Chroniques

par bertrand bolognesi

récital Händel de Joyce DiDonato
Christophe Rousset et Les Talens Lyriques

Les Grandes Voix / Salle Pleyel, Paris
- 9 décembre 2008
récital Händel de Joyce DiDonato à la Salle Pleyel (Paris)
© sheila rock

Salué par tous, ce printemps, dans I Capuleti e i Montecchi de Bellini à l'Opéra national de Paris, le mezzo-soprano américain Joyce DiDonato retrouve la scène française pour un récital prometteur qu'elle intitule Furore ! et qui reprend en partie le programme Händel du CD paru récemment chez Virgin Classics. Installant l'écoute dans un grand suspens, c'est pourtant par l'attaque infiniment onctueuse de Dolce riposo (Acte II, Scène 1 de Teseo) qu'elle ouvre le feu, n'en mordant pas le texte, au profit d'un legato envoûtant toujours induit dans un phrasé élégamment porté par une moelleuse rondeur du timbre. Attentif, Christophe Rousset ménage une tonicité plus crue et une dynamique très précise à Ira, sdegni e furore / O stringerò nel sen (Acte II, Scène 6), soulignant remarquablement les alternances de caractères. Joyce DiDonato déploie toute l'agilité de son instrument, agilité qu'elle applique en termes de hauteur, de nuance et d'expressivité. Ainsi, à un aigu divinement filé répond parfois un grave diablement musclé. L'extrême douceur avec laquelle la chanteuse aborde Morirò, ma vendicata (Acte V, Scène1) s'enfle sur les derniers accords de l'introduction orchestrale pour se déchaîner bientôt. Sorge nell'alma mia (Acte II, Scène 3 d'Imeneo) se fait effervescent, avec un da capo dont l'ornementation s'appuie sur la cohérence dramatique plutôt que sur une virtuosité de surface. C'est l'élasticité du souffle qui fait mouche dans Crude furie (Acte III, Scène 11 de Serse), un souffle qu'on jurerait inépuisable.
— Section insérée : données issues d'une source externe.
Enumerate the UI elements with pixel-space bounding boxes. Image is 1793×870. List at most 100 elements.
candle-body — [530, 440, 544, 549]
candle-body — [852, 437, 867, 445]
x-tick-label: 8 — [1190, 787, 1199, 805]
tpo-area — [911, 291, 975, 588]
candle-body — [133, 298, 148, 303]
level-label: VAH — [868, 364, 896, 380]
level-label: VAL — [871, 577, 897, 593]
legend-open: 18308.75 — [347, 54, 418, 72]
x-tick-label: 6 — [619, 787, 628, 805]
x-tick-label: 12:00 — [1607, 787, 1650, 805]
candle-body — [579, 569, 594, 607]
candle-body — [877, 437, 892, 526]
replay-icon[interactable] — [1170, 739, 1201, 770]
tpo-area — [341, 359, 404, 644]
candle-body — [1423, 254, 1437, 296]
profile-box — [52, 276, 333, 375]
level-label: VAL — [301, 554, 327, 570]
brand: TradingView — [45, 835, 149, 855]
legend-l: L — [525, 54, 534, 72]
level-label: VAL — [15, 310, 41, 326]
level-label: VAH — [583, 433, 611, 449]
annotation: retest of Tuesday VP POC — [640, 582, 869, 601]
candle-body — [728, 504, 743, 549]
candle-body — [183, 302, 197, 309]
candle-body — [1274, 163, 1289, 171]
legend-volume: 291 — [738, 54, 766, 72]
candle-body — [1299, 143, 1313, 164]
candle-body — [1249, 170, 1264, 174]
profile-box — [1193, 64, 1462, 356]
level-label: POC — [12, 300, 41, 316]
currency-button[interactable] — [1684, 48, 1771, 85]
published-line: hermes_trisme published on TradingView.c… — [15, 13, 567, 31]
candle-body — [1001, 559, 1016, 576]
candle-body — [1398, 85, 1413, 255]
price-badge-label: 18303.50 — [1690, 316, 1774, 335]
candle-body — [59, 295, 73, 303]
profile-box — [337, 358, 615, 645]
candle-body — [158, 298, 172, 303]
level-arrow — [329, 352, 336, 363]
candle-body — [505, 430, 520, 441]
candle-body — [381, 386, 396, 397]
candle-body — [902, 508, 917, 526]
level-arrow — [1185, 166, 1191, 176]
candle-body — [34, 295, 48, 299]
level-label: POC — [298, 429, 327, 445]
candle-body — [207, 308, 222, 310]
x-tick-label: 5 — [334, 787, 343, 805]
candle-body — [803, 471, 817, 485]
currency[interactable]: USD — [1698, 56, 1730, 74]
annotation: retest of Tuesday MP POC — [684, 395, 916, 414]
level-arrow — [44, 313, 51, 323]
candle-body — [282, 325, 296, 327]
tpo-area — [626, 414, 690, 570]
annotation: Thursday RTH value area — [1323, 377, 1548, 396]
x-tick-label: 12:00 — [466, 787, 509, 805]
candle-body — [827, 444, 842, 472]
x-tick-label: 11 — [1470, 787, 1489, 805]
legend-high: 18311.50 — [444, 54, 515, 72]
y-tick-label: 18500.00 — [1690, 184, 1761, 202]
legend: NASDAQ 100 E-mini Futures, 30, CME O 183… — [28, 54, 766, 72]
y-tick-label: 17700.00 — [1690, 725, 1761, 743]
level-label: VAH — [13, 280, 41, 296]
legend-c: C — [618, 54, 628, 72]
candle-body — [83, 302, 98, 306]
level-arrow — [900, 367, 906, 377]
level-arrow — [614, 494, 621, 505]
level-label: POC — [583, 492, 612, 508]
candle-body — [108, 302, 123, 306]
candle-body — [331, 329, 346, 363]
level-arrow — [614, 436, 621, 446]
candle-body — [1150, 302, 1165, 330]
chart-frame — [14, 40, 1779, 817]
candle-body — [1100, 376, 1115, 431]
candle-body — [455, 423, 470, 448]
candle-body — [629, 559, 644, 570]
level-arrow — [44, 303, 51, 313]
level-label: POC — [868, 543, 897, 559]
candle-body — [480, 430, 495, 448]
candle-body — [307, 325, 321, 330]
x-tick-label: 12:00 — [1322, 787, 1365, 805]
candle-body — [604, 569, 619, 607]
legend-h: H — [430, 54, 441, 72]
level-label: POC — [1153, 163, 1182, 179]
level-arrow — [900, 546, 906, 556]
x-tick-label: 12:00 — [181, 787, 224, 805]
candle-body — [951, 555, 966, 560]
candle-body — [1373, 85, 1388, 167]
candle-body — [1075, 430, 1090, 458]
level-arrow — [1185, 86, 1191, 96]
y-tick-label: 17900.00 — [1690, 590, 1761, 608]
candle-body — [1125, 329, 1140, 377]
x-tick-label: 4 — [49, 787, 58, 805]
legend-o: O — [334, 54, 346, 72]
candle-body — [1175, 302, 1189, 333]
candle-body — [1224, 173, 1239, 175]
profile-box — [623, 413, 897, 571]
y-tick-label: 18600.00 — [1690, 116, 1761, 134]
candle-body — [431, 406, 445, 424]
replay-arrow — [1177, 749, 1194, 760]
On s'en souvient : l'artiste tenait le rôle-titre dans Ariodante de Händel au Grand Théâtre de Genève, l'an dernier [lire notre chronique du 11 novembre 2007] ; nnous en gardons un excellent souvenir. Souplement soutenu par les musiciens des Talens Lyriques, Scerza infida (Acte II, Scène 3) contraste l'âpreté de l'intention et nous fait dire que les fées ont généreusement coiffé Joyce DiDonato : elle possède la couleur de timbre, l'agilité, l'aisance de l'émission, une projection évidente, un souffle parfaitement géré, l'intelligence théâtrale, l'expressivité, la musicalité et l'à-propos ; bref : voilà une grande nature, exemplairement menée par une technique éclairée. On retrouve son superbe legato dans Cease, ruler of the day, to rise (Acte II, Scène 6 d’Hercules), tandis que Where shall I fly révèle l'inventivité de ses approches.

Dans les pages strictement instrumentales qui ponctuent la soirée, Christophe Rousset ne se contente pas d'une belle vivacité de ton mais fait preuve de beaucoup d'esprit, ciselant chaque motif tout en favorisant l'avancée de la partition. Ainsi goûtons-nous une ouverture d'Imeneo enthousiaste, une délicate Chaconne d'Il Pastor fido, une Passacaille de Rodrigo à l'équilibre déjà « classique ».